Gregor Gysi
„Kleine Männer haben nur verbal eine Chance.“
Zur Person
Gregor Gysi wurde am 16.01.1948 in Berlin geboren. Er absolvierte eine Ausbildung als Rinderzüchter und studierte Jura an der Humboldt-Universität. In der DDR vertrat er als Anwalt unter anderem Regimekritiker wie Rudolf Bahro. 1967 trat er in die SED ein, deren Vorsitzender er 1989 wurde und die wenig später in PDS umbenannt wurde. 2002 wurde er Berliner Bürgermeister und Wirtschaftssenator, drei Jahre später übernahm er mit Oskar Lafontaine den Fraktionsvorsitz der Linkspartei. Bei den vergangenen drei Bundestagswahlen holte er in seinem Wahlkreis Berlin-Köpenick regelmäßig über 40% der Stimmen und zog per Direktmandat in den Bundestag ein. Gregor Gysi ist in zweiter Ehe verheiratet, hat drei Kinder und lebt in Berlin.
22.09.2006, Berlin. Am Freitagnachmittag kehrt Ruhe in den Bundestag ein. Gregor Gysi sitzt in seinem nüchtern eingerichteten Büro und beendet gerade das Diktat. Für das Gespräch nimmt er sich Zeit, nur die anschließende Fotosession wird abgekürzt. Eine Delegation aus El Salvador wartet.
Herr Gysi, Sie haben einmal gesagt: „Alles, was ich beruflich gut kann, hängt mit meiner Fähigkeit zu sprechen zusammen.“ Woher kommt diese?
Gregor Gysi: Ich glaube, das hing damit zusammen, dass mein Vater ein bedeutender Redner war, auch in der Familie. Als Kind hatte ich gar keine Chance gegen ihn, es sei denn, mir fiel etwas Besonderes ein. Um mich gegen ihn durchzusetzen, musste ich verbal sehr gut sein. Hinzu kommt, dass ich relativ kurz geraten bin. Kleine Männer haben nur verbal eine Chance. Für mich war schnell klar: Ich müsste besser reden können als die anderen. In der ersten Klasse wurde ich dann ausgesucht, Filme zu synchronisieren. Da lernte ich andere Sichtweisen der Schauspieler kennen. Ich konnte Filme sehen, in die ich normalerweise nicht hätte gehen dürfen, weil ich noch zu jung war. Letztlich: Wenn man als DDR-Rechtsanwalt in einem Strafverfahren etwas erreichen wollte, musste man doppelt so gut sein wie der Staatsanwalt. Anders hatte man keine Chance.

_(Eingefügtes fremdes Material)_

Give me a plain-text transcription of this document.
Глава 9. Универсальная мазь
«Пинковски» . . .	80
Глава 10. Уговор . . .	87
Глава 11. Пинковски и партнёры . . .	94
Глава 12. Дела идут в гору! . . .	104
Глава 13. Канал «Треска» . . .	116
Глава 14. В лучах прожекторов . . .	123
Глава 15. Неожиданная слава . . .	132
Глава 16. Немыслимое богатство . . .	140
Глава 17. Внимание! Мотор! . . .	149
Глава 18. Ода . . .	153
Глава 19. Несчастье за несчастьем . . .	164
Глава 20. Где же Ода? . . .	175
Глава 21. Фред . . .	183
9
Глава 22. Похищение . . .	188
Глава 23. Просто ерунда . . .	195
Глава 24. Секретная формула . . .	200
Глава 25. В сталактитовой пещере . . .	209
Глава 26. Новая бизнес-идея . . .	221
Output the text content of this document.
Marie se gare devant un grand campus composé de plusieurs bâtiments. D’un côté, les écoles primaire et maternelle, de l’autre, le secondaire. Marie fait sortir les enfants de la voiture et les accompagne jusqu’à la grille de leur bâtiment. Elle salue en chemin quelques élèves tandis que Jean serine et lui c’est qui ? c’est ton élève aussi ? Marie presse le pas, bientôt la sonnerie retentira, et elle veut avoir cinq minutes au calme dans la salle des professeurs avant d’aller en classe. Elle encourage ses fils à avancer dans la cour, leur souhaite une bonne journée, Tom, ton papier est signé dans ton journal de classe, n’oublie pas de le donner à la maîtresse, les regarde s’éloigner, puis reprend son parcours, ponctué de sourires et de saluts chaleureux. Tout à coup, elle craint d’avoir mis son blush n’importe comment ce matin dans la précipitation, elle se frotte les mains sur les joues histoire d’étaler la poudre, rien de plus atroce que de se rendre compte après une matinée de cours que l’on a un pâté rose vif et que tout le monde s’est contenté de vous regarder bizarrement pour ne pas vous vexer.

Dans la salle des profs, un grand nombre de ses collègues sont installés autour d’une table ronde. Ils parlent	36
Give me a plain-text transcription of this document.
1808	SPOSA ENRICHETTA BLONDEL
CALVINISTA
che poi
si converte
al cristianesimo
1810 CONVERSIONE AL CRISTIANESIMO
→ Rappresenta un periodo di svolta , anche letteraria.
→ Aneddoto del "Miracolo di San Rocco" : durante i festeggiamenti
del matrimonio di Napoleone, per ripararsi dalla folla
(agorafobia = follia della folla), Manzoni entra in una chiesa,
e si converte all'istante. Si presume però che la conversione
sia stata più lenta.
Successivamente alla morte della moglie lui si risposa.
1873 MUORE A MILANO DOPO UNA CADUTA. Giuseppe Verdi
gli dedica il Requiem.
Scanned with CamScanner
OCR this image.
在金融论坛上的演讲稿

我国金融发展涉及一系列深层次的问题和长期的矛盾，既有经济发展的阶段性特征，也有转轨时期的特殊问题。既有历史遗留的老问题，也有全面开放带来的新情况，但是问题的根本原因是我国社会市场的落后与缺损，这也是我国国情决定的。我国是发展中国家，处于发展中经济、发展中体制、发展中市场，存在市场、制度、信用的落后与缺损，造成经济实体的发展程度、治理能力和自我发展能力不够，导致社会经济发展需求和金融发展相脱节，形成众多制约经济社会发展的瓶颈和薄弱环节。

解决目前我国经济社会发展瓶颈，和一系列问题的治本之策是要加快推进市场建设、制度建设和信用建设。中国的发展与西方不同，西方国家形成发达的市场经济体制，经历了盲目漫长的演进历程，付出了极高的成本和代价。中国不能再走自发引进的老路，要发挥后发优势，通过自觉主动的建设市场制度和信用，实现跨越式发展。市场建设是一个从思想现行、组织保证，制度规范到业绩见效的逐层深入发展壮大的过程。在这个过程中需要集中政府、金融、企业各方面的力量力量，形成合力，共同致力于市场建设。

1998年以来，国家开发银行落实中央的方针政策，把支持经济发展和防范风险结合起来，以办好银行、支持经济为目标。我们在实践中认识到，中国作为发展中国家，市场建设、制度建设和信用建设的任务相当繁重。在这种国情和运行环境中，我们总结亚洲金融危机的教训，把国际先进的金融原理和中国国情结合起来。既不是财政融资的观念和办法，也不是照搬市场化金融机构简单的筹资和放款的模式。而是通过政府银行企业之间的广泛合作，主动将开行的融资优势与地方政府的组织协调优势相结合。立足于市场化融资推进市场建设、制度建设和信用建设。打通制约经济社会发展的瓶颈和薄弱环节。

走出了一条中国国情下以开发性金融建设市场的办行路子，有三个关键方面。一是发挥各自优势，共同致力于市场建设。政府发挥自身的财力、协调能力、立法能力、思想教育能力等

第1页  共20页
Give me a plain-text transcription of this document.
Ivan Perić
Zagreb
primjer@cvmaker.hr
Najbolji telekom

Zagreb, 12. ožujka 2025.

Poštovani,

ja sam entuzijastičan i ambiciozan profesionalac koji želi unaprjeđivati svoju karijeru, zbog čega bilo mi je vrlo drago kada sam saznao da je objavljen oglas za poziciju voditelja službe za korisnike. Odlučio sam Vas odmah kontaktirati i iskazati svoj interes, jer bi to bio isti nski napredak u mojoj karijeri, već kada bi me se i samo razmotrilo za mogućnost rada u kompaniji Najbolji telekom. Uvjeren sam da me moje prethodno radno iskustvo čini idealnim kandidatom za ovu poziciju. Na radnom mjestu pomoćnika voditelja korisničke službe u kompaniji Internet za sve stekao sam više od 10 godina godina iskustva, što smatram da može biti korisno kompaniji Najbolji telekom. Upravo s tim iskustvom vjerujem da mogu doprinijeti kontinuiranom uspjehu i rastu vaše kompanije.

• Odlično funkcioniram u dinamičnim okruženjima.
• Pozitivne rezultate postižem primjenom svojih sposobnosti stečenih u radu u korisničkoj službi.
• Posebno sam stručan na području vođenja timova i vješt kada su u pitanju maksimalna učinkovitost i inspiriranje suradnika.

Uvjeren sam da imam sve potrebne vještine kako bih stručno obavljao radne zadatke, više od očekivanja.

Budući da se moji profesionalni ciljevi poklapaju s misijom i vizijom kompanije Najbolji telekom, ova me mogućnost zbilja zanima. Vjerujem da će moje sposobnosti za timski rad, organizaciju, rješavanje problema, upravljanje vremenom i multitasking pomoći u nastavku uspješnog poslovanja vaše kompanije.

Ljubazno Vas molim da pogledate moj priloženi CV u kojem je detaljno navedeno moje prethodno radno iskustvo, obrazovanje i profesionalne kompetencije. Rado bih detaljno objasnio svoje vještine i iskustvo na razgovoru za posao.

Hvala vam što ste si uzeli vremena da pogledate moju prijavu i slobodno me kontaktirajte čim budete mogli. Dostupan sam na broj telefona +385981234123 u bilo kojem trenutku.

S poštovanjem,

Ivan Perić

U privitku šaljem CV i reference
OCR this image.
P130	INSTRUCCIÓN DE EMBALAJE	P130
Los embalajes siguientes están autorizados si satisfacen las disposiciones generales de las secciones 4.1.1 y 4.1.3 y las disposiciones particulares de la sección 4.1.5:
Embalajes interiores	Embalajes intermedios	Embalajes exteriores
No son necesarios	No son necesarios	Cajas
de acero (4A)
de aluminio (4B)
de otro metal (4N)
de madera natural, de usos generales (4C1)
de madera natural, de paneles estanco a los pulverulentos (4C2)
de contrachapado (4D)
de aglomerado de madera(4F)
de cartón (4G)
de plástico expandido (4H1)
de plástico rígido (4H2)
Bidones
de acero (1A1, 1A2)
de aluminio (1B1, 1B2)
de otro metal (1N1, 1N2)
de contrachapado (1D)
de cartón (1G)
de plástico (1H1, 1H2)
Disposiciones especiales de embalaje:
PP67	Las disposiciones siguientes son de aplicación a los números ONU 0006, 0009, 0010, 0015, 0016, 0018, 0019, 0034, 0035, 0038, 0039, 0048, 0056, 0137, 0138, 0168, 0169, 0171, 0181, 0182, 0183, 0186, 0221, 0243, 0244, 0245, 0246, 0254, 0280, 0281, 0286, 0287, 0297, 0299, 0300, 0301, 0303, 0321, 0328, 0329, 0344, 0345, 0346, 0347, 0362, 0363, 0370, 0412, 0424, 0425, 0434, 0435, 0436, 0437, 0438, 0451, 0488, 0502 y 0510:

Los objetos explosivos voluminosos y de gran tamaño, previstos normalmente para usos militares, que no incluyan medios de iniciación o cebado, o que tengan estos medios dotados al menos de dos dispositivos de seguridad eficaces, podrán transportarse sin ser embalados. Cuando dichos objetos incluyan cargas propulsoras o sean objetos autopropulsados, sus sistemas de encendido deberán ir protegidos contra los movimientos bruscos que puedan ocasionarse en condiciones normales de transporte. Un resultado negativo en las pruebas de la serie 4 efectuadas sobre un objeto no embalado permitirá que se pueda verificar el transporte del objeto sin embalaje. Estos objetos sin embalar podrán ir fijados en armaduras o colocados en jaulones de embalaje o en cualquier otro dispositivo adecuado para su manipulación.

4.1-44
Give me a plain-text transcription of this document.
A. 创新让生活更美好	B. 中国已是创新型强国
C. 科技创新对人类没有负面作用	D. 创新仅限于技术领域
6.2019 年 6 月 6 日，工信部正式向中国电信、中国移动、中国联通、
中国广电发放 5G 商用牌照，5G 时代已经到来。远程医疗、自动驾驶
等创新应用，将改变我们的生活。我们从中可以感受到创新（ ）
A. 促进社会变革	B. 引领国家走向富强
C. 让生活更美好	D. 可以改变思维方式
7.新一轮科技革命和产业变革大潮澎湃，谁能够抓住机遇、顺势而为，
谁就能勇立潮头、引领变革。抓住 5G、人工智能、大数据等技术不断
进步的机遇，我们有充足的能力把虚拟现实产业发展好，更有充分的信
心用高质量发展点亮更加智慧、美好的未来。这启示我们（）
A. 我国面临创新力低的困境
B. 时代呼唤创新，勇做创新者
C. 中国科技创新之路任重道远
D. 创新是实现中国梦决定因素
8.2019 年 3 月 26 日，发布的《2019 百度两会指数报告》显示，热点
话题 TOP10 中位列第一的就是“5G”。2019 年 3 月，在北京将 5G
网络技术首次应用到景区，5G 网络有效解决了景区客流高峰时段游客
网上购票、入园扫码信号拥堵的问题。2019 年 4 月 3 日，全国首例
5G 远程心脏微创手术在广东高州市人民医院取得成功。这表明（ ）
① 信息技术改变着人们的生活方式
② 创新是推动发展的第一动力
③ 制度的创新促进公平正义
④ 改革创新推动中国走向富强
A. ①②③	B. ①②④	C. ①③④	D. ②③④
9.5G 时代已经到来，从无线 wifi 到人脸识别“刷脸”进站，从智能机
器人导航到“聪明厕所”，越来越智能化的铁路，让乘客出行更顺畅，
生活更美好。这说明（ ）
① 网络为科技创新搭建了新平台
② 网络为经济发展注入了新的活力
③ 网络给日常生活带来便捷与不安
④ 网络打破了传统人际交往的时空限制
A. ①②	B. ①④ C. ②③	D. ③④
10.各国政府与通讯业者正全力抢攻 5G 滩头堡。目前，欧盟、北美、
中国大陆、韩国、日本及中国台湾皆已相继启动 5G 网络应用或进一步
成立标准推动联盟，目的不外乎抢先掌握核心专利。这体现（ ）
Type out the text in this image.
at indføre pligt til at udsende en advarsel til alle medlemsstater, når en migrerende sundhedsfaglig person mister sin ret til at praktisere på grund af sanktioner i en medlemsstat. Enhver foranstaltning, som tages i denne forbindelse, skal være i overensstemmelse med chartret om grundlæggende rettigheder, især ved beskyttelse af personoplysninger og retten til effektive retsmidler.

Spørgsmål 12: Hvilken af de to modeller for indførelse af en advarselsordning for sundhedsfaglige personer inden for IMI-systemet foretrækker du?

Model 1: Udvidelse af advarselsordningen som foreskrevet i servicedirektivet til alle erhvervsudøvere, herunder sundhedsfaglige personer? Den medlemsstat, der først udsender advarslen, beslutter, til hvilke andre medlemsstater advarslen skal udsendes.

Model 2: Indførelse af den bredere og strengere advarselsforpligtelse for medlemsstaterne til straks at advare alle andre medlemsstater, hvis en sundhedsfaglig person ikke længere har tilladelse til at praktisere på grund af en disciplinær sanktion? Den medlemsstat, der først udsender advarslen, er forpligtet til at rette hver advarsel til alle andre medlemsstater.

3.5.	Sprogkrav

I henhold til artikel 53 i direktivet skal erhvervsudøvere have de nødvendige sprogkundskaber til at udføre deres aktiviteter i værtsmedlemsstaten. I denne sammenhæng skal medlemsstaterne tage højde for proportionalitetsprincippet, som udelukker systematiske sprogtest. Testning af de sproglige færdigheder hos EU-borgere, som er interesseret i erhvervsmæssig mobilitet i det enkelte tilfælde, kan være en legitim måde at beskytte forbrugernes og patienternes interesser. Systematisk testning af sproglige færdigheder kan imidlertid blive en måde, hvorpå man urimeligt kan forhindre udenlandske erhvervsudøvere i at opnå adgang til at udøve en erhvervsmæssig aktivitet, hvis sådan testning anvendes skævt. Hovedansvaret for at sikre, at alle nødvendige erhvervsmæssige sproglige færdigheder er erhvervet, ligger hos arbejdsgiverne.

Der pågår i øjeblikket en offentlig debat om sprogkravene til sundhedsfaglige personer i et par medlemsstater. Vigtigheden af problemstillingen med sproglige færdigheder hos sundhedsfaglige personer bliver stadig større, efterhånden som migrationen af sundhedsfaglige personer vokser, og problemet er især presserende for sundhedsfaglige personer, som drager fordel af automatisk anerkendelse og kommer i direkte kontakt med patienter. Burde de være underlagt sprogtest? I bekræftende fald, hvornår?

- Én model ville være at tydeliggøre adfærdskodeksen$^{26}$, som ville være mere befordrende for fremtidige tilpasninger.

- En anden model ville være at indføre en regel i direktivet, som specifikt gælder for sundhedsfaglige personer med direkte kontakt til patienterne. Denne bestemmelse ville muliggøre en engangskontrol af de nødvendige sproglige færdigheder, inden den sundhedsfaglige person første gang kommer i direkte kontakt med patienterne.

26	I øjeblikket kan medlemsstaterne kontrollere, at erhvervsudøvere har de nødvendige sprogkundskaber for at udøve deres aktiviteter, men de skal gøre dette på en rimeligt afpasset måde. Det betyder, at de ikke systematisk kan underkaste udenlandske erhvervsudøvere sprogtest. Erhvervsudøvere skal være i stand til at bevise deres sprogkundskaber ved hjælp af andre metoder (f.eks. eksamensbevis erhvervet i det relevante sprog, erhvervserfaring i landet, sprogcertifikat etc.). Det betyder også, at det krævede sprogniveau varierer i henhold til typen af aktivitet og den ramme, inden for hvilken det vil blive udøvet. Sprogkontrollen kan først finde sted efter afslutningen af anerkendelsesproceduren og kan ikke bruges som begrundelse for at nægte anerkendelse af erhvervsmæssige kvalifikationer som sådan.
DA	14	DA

Kann man eine Kundgebung mit einem Popkonzert vergleichen?
Wahrscheinlich. Ein Popsänger hat ein ähnliches Problem wie ein Politiker: Im Publikum sind immer nur Interessierte. Dort steht nicht der gesellschaftliche Durchschnitt, sondern nur ein Ausschnitt. Zu bestimmten Teilen der Gesellschaft hat auch die Politik keinen Kommunikationsstrang.